Conventional non-contact mechanical seals for rotating equipment have generally comprised a rotary sealing ring fixed to a rotating shaft which penetrates a seal case. A holding ring is held movably against the seal case via an O-ring so that the ring may move axially but is free from radial displacement. A stationary sealing ring is fitted on the holding ring by shrink fitting it in an inner hole. Springs are mounted between the seal case and holding ring to bias the stationary sealing ring against the rotary sealing ring via the holding ring. A dynamic pressure generating groove is provided on the rotating side sealed end face to maintain a fluid film in the region between the sealing surfaces thereby sealing a high-pressure fluid zone from a low-pressure (atmospheric) fluid zone.

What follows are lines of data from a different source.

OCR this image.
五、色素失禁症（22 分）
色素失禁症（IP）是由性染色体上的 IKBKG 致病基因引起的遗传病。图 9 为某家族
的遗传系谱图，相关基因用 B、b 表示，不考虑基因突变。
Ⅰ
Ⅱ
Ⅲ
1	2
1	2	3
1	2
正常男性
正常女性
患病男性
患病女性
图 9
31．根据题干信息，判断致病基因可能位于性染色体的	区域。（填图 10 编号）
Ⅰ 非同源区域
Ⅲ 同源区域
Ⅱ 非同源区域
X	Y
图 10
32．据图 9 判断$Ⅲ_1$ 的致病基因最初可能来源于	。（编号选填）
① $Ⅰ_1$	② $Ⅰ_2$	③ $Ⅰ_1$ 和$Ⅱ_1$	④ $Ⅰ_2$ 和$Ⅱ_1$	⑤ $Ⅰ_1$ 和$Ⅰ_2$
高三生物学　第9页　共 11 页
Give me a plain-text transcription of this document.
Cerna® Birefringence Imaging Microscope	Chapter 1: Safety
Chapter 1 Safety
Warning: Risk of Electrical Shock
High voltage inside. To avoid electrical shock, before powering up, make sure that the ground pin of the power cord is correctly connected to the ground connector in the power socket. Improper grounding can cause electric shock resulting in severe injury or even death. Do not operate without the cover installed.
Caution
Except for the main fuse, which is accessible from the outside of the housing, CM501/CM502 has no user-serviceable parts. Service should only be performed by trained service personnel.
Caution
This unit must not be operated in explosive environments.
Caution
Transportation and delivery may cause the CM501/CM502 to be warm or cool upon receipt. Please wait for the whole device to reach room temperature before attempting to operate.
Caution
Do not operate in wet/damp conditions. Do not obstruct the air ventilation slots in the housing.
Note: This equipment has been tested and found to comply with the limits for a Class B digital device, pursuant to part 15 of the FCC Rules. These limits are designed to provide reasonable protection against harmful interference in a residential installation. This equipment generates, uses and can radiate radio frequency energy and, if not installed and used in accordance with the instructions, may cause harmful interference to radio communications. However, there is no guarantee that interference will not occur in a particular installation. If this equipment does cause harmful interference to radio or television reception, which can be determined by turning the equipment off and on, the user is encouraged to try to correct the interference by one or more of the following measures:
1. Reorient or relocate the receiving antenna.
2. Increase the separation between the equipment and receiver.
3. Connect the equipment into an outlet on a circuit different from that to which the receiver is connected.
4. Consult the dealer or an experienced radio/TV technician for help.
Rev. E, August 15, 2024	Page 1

A conventional seal as described above exhibits certain deficiencies. The rotary sealing ring, the stationary sealing ring and the holding ring are constructed with dissimilar materials with varying thermal expansion coefficients and Young's moduli. For example, the rotary sealing ring is made from extra hard material such as WC, SiC, etc., the stationary sealing ring from comparatively soft materials such as carbon, etc., and the holding ring from metallic materials such as SUS304, Ti, etc. Thermal and pressure strains are produced in the rotary sealing ring, stationary sealing ring, and holding ring by heat generated by operation or system pressure of the equipment. These strains and conditions vary depending on the differences between component materials. In particular, the strain in the holding ring is extremely large due to the component materials. Consequently, in the conventional seal in which the stationary sealing ring is fitted and integrated into the holding ring, the strains interfere with each other at the portion in which the stationary sealing ring comes in contact with the holding ring. Therefore, the stationary sealing ring is strongly subjected to the strain of the holding ring and exhibits a strain condition completely different from its own strain.
Moreover, effectively holding the stationary sealing ring radially in relation to the seal case primarily by the O-ring, which is an elastic member located between the seal case and the holding ring, can result in serious instability and it is possible to displace the stationary sealing ring in the radial direction by pressure fluctuations etc. These factors impair smoothness of the stationary side sealing end face as well as its concentricity and parallelism in relation to the rotating side sealing end face. This results in non-uniformity of the dynamic pressure generated between the sealed end faces and, in an extreme case, gives rise to contingencies such as defective generation of dynamic pressure or localized contact of sealed end faces, and raises problems in that the seals do not exhibit good sealing capabilities over a long period of time.